It's been an active season for criminal hackers and rogue employees with vindictive motives and the ability to exploit weak cyber security systems. Let’s recap with a look at a few of the IT security disasters over the past year or so:
- Hackers accessed up to 143 million customer account details from Equifax. Information stolen included names, social security numbers, and credit card numbers.
- WannaCry ransomware targeted businesses in more than 150 countries that were running outdated Windows software, and locked down more than 300,000 machines.
- It was announced that every one of Yahoo's 3 billion accounts (three times the original estimate) had been hacked back in 2013.
I could easily list a dozen more examples. But, since you’re reading this blog, you’re already aware of the risk that determined criminal hackers, as well as malicious (and mistake-prone) insiders, pose to your confidential data, regulatory compliance status and reputation.
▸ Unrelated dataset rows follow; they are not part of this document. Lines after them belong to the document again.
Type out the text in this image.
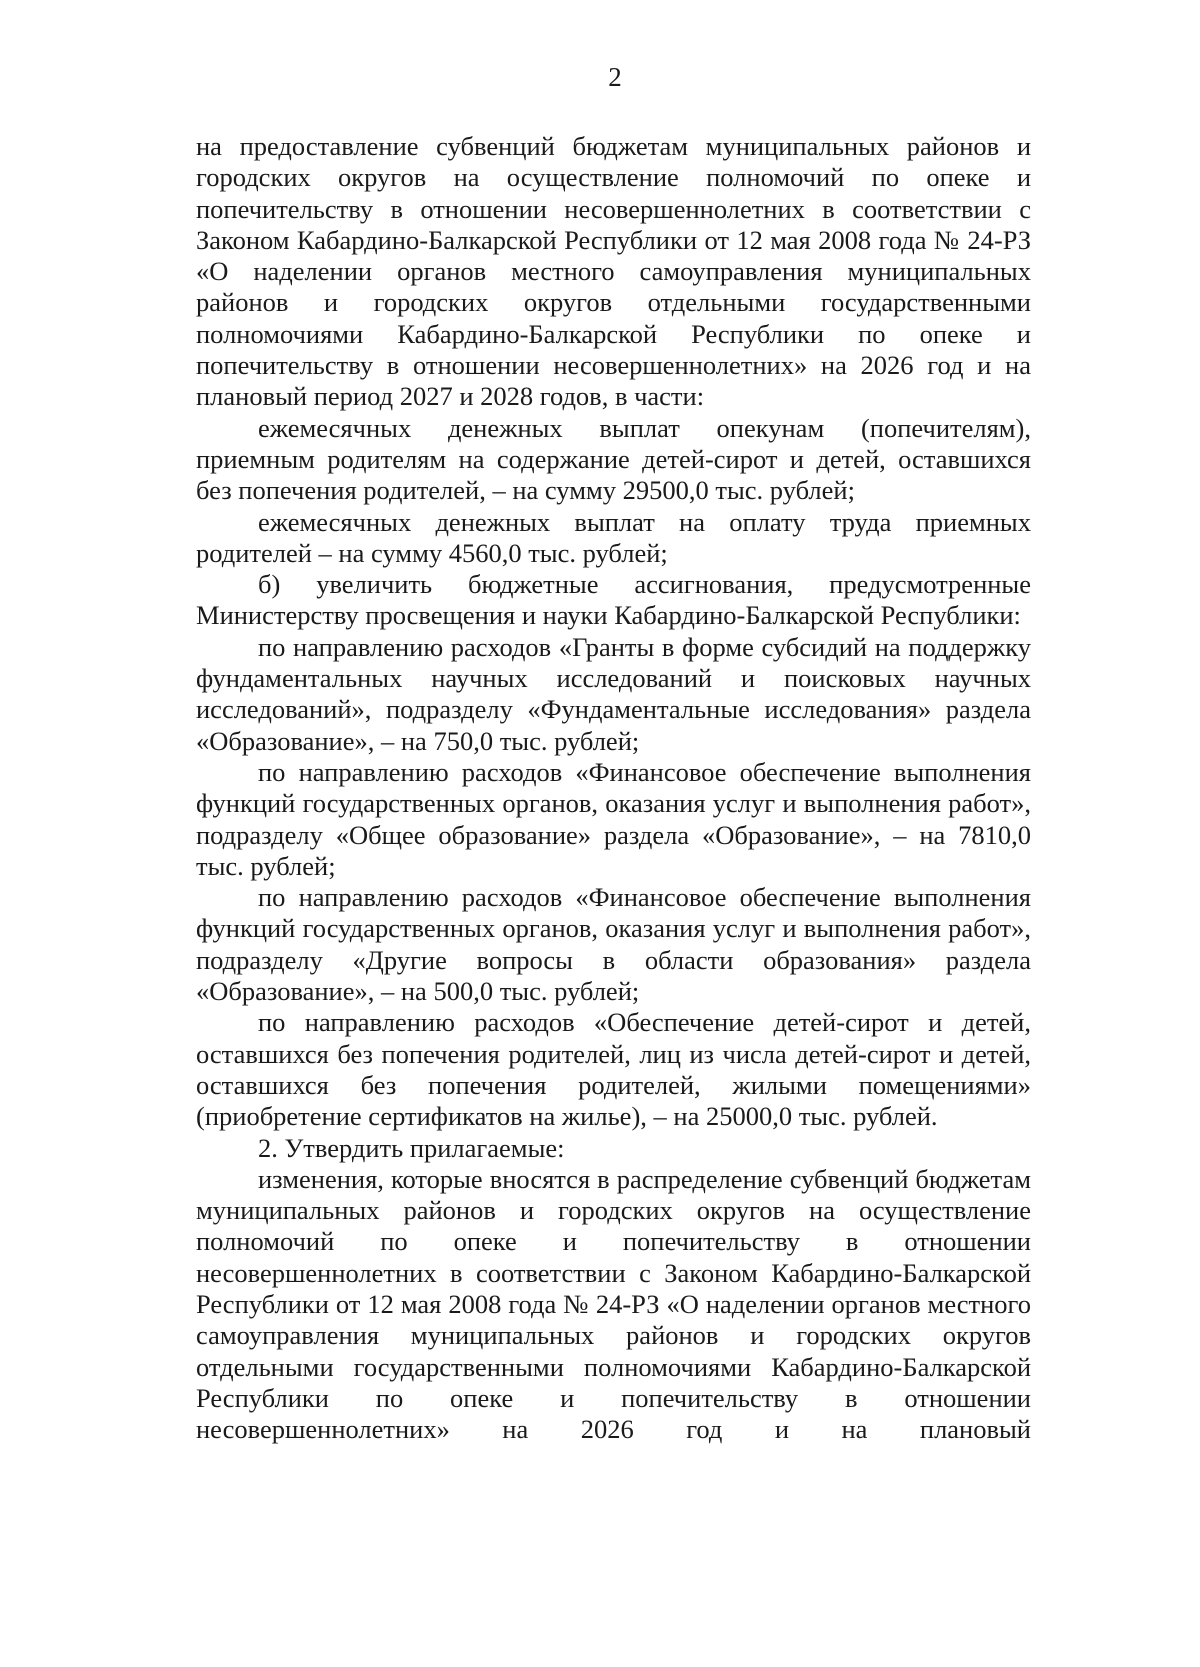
2

на предоставление субвенций бюджетам муниципальных районов и городских округов на осуществление полномочий по опеке и попечительству в отношении несовершеннолетних в соответствии с Законом Кабардино-Балкарской Республики от 12 мая 2008 года № 24-РЗ «О наделении органов местного самоуправления муниципальных районов и городских округов отдельными государственными полномочиями Кабардино-Балкарской Республики по опеке и попечительству в отношении несовершеннолетних» на 2026 год и на плановый период 2027 и 2028 годов, в части:

ежемесячных денежных выплат опекунам (попечителям), приемным родителям на содержание детей-сирот и детей, оставшихся без попечения родителей, – на сумму 29500,0 тыс. рублей;

ежемесячных денежных выплат на оплату труда приемных родителей – на сумму 4560,0 тыс. рублей;

б) увеличить бюджетные ассигнования, предусмотренные Министерству просвещения и науки Кабардино-Балкарской Республики:

по направлению расходов «Гранты в форме субсидий на поддержку фундаментальных научных исследований и поисковых научных исследований», подразделу «Фундаментальные исследования» раздела «Образование», – на 750,0 тыс. рублей;

по направлению расходов «Финансовое обеспечение выполнения функций государственных органов, оказания услуг и выполнения работ», подразделу «Общее образование» раздела «Образование», – на 7810,0 тыс. рублей;

по направлению расходов «Финансовое обеспечение выполнения функций государственных органов, оказания услуг и выполнения работ», подразделу «Другие вопросы в области образования» раздела «Образование», – на 500,0 тыс. рублей;

по направлению расходов «Обеспечение детей-сирот и детей, оставшихся без попечения родителей, лиц из числа детей-сирот и детей, оставшихся без попечения родителей, жилыми помещениями» (приобретение сертификатов на жилье), – на 25000,0 тыс. рублей.

2. Утвердить прилагаемые:

изменения, которые вносятся в распределение субвенций бюджетам муниципальных районов и городских округов на осуществление полномочий по опеке и попечительству в отношении несовершеннолетних в соответствии с Законом Кабардино-Балкарской Республики от 12 мая 2008 года № 24-РЗ «О наделении органов местного самоуправления муниципальных районов и городских округов отдельными государственными полномочиями Кабардино-Балкарской Республики по опеке и попечительству в отношении несовершеннолетних» на 2026 год и на плановый
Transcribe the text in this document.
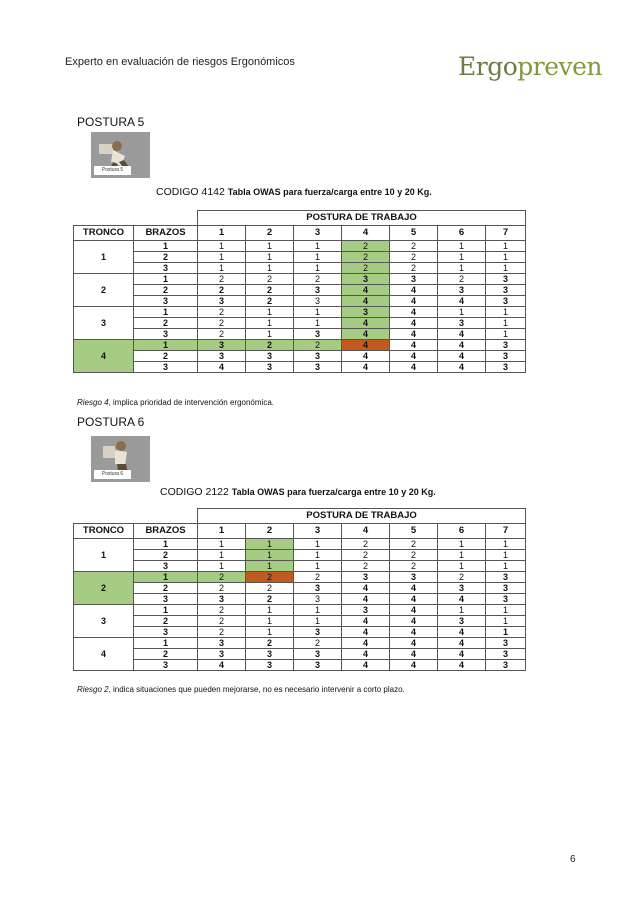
Experto en evaluación de riesgos Ergonómicos	Ergopreven
POSTURA 5
Postura 5
CODIGO 4142 Tabla OWAS para fuerza/carga entre 10 y 20 Kg.
		POSTURA DE TRABAJO						
TRONCO	BRAZOS	1	2	3	4	5	6	7
	1	1	1	1	2	2	1	1
1	2	1	1	1	2	2	1	1
	3	1	1	1	2	2	1	1
	1	2	2	2	3	3	2	3
2	2	2	2	3	4	4	3	3
	3	3	2	3	4	4	4	3
	1	2	1	1	3	4	1	1
3	2	2	1	1	4	4	3	1
	3	2	1	3	4	4	4	1
	1	3	2	2	4	4	4	3
4	2	3	3	3	4	4	4	3
	3	4	3	3	4	4	4	3
Riesgo 4, implica prioridad de intervención ergonómica.
POSTURA 6
Postura 6
CODIGO 2122 Tabla OWAS para fuerza/carga entre 10 y 20 Kg.
		POSTURA DE TRABAJO						
TRONCO	BRAZOS	1	2	3	4	5	6	7
	1	1	1	1	2	2	1	1
1	2	1	1	1	2	2	1	1
	3	1	1	1	2	2	1	1
	1	2	2	2	3	3	2	3
2	2	2	2	3	4	4	3	3
	3	3	2	3	4	4	4	3
	1	2	1	1	3	4	1	1
3	2	2	1	1	4	4	3	1
	3	2	1	3	4	4	4	1
	1	3	2	2	4	4	4	3
4	2	3	3	3	4	4	4	3
	3	4	3	3	4	4	4	3
Riesgo 2, indica situaciones que pueden mejorarse, no es necesario intervenir a corto plazo.
6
I think we all realize that we’re past the age when IT could run antivirus software, put up a firewall, apply patches and thereby maintain a solid level of security. So here are five tips for maintaining tight control over critical systems in the modern enterprise:
Employee Only Access
Just because you terminate a troublesome IT administrator doesn’t mean you’ve seen the last of him. Dismissing a wayward employee is more than an HR formality. Particularly for IT staff, once you decide to part ways with an employee you must immediately revoke any logins to your systems. Pay particular attention to privileged account access that IT personnel use to install applications, change configuration settings, and obtain free reign throughout the infrastructure. Here’s one example of the damage you risk when you don’t revoke privileged access from former employees.
Document Access Points
Shutting off access to former employees and contractors is one thing. Knowing exactly what to shut off is a different matter. Privileged accounts reside on almost every system, line-of-business application, Web service, and hardware device. Yes, there a lot of them. If you’re in a large organization, you likely have many thousands of such accounts. And that includes some that you probably don’t even know are there. But each one of these accounts represents a potential point of vulnerability into your network. So find all of them. Here’s one way to do it – download the free Password Discovery Tool.
Beyond Password Management
You probably have a password policy for user logins – complexity, change frequency and so on. That’s important. But if you’re not managing privileged passwords (the logins for the powerful privileged accounts described above), you’re not going to prevent the types of criminally organized data breaches mentioned at the beginning of this post. You need to document where the privileged accounts reside in your infrastructure. And you need to set up each account with its own unique and cryptographically complex password. Then, continuously change those passwords.
Prove It
How can you prove who is accessing your privileged accounts? With detailed reports that show which IT admins use privileged passwords, when and for what purpose. By maintaining this level of oversight on privileged access, you’re not only discouraging abuse of these accounts, you’re providing an audit trail leading back to the precise cause if a problem does occur. These reports should be available to IT management and executive staff. And they should be accessible on demand to regulatory compliance auditors.
Link Exposure
Keep your privileged account passwords available only to delegated, audited users on a need-to-know basis. With time-limited, least privilege access and frequently changing credentials, there are no static passwords available on sticky notes, shared spreadsheets or in an IT admin’s memory. And that means no tricky social engineering exploits or rogue IT personnel can use a known privileged password to wreak mayhem in your network.
Some of this may seem daunting, but with the right cyber security solution it’s really not. (Of course, I’d be remiss if I didn’t mention that Bomgar’s privileged access management solution can automate the functionality described above.)
No one can predict the target of the next cyber attack. But incorporating these measures into your existing security practices could save you from a lot of turmoil down the road.